The Identity Crisis of Software Engineering in the AI Era: Some Engineers Become 'Lazy' and Rely on AI to Generate Code, Comments, and Documentation
The identity crisis of software engineering in the AI era: some engineers have become 'lazy', relying on AI to generate code, comments, and documentation, with almost no manual testing or deep thinking; 'craftsmen' bear a heavy review burden, struggling to cope with low-quality pull requests, and may eventually also turn to a lazy mode.
This 'class differentiation' is particularly evident in some companies, where AI tools lower the entry threshold but also amplify the asymmetry of responsibility, with craftsmen becoming the actual gatekeepers, while the lazy disguise productivity through AI.
Not all companies are like this; many mature large enterprises have achieved real productivity improvements through correct practices and high talent density. However, this phenomenon is widespread, highlighting the impact of AI on engineering culture and team trust.
ABAB AI Insight
Deedy's described phenomenon reflects the rapid shift of AI code tools from auxiliary to dominant roles, similar to the restructuring of developer roles after the popularity of GitHub Copilot, with increased burdens on craftsmen coexisting with speculation from the lazy.

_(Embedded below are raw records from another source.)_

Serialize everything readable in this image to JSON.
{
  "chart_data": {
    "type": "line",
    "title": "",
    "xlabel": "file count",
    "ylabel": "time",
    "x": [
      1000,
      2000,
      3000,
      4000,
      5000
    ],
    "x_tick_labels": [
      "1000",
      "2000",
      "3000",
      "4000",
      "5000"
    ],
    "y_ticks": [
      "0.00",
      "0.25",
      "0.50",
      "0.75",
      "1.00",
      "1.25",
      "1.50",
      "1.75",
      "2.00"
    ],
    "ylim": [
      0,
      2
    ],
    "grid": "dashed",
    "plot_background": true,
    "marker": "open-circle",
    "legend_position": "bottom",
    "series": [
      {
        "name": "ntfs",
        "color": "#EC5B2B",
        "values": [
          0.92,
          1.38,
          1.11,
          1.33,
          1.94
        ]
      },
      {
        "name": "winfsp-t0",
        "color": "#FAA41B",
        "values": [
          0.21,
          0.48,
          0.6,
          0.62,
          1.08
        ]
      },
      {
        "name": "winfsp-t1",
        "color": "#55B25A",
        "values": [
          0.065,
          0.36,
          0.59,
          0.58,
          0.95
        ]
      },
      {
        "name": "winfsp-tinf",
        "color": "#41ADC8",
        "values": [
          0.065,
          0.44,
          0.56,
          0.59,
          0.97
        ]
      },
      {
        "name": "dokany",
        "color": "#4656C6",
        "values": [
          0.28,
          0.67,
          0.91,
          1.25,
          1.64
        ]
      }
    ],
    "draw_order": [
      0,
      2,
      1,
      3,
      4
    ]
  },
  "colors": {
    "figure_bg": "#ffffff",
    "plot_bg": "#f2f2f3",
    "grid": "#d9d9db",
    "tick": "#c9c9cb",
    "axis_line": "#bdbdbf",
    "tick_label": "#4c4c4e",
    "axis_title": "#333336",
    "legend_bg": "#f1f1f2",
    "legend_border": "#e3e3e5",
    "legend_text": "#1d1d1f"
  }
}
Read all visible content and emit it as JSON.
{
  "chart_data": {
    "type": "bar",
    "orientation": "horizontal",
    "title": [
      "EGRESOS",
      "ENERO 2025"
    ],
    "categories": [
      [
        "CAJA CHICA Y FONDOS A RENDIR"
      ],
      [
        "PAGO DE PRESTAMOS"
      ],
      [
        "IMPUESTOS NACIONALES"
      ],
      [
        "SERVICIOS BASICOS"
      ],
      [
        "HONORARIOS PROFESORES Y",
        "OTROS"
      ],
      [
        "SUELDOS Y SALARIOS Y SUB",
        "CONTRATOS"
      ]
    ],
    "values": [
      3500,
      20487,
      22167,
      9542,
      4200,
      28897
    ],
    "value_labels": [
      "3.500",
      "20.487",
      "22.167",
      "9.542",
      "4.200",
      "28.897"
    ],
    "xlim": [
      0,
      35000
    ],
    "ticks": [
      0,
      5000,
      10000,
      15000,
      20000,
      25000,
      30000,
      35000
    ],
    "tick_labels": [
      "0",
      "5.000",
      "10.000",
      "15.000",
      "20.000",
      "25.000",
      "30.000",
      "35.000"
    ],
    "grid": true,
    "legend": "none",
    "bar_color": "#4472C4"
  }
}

In terms of capital pathways, companies tend to reward visible outputs, allowing the lazy to profit in the short term, but the long-term accumulation of technical debt will force organizations to revalue code quality and review culture, with funding shifting towards engineering practices that can balance AI efficiency and human oversight.
Similar to the differentiation between artisans and machine operators during the Industrial Revolution, current software engineering is at a critical window of transformation from manual coding to AI-enhanced collaboration, and the identity crisis is an inevitable growing pain.
Essentially, this is about technological substitution and capital concentration; AI lowers the coding threshold but amplifies review costs, shifting pricing power from individual productivity to team trust and engineering culture, with long-term outcomes determined by organizations that can maintain high-quality output.
ABAB News · Cognitive Law
AI is an efficiency lever and a responsibility diluter, with lazy speculation and craftsmen under pressure; there must be warnings before cultural collapse.
Code review is the last line of defense, trust is the foundation of collaboration, and the quality of engineering in the AI era depends on human-machine collaborative design.
Software is not a mass-produced product; the spirit of craftsmanship is the core competitive advantage, and pricing power is determined by teams that can balance speed and quality.